Lear, John

John Lear
John Lear

Before he retired, John Lear (1942-30 march 2022) was a captain for a major charter airline, had flown 160 different types of aircraft in over 50 different countries.  He held 17 world speed records in the Lear Jet including speed around the world set in 1966 and is the only pilot ever to hold every airman certificate issued by the Federal Aviation Administration.

A former Nevada State Senate candidate, John was the son of William (Bill) P. Lear, designer of the Lear Jet executive aircraft, the 8-track stereo, and founder of Lear Inc. (now Lear-Siegler Corp., a large defense contractor).

Lear claimed to have flown missions worldwide for the CIA and other government agencies. He flew in Southeast Asia between 1966 and 1973 and had extensive experience in Europe, the Middle East, Afghanistan, the Far East, Africa, and the Pacific and Atlantic oceans.

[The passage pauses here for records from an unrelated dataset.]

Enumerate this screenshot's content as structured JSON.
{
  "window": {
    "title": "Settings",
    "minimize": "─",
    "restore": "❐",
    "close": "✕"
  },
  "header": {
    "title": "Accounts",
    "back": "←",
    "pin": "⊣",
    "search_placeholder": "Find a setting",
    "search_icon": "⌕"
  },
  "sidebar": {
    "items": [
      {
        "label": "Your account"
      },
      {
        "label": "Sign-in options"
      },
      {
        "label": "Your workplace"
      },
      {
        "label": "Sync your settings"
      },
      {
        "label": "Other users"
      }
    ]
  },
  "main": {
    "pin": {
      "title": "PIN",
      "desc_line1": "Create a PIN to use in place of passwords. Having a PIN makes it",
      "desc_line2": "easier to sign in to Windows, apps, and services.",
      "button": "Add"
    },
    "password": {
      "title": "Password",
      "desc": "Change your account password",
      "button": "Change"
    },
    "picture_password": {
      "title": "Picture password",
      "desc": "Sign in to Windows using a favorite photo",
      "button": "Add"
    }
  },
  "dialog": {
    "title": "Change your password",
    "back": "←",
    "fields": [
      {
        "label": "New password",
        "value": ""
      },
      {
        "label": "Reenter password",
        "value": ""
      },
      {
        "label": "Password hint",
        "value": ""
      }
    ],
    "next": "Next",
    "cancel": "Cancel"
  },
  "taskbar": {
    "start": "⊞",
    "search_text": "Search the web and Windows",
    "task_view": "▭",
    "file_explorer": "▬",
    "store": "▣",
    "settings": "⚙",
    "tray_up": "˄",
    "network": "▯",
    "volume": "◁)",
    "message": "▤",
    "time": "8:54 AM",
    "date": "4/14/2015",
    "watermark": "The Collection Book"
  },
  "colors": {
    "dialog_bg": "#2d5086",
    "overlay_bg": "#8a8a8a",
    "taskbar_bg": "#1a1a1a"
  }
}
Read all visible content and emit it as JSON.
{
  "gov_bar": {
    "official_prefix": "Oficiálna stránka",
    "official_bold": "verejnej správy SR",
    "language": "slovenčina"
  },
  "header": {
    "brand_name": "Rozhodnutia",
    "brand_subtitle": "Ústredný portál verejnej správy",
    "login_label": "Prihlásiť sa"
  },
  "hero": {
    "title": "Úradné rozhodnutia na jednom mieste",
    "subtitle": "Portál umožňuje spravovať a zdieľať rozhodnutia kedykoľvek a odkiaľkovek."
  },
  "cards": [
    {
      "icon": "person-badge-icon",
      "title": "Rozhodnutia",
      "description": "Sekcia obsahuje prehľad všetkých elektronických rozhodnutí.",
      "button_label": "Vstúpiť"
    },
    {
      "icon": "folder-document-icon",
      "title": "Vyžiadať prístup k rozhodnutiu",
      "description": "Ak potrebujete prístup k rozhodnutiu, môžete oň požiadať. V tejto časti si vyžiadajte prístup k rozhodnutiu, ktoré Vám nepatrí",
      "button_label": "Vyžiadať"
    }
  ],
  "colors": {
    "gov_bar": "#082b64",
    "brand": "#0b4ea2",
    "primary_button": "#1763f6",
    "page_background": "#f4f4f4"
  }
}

He has also flown experimental and production test flights for the Lear Jet Corp. and other companies.

Although Lear's father was outspoken in his belief of the existence of extraterrestrial visitors (to the great concern of the Pentagon particularly because Lear was a major defense contractor), Lear himself only became interested in the subject later on in life, after talking with United States Air Force personnel who had witnessed a UFO landing at Bentwaters Air Force Base near London, England, and 3 small aliens walking up to the wing commander. Lear's extensive worldwide civilian/military, and intelligence contacts have made it easier for him to research the subjects of what he calls, "Identified Alien Aircraft". "The government has always been correct in their pronouncements that UFOs did not represent a threat and that they did not represent advanced technology... but nobody ever asked them about Identified Alien Aircraft (IAC's) which sure as helldo!", comments Lear. Although deceptive, most government statements concerning UFO's have been essentially correct."

Lear was a controversial figure in Ufology, and many have raised questions about the reliability of his information. Lear, e.g., was one of the advocates of the theory that man has never set foot on the moon. Telling a good story also was more important to him than factual accuracy. Many researchers do not take him seriously.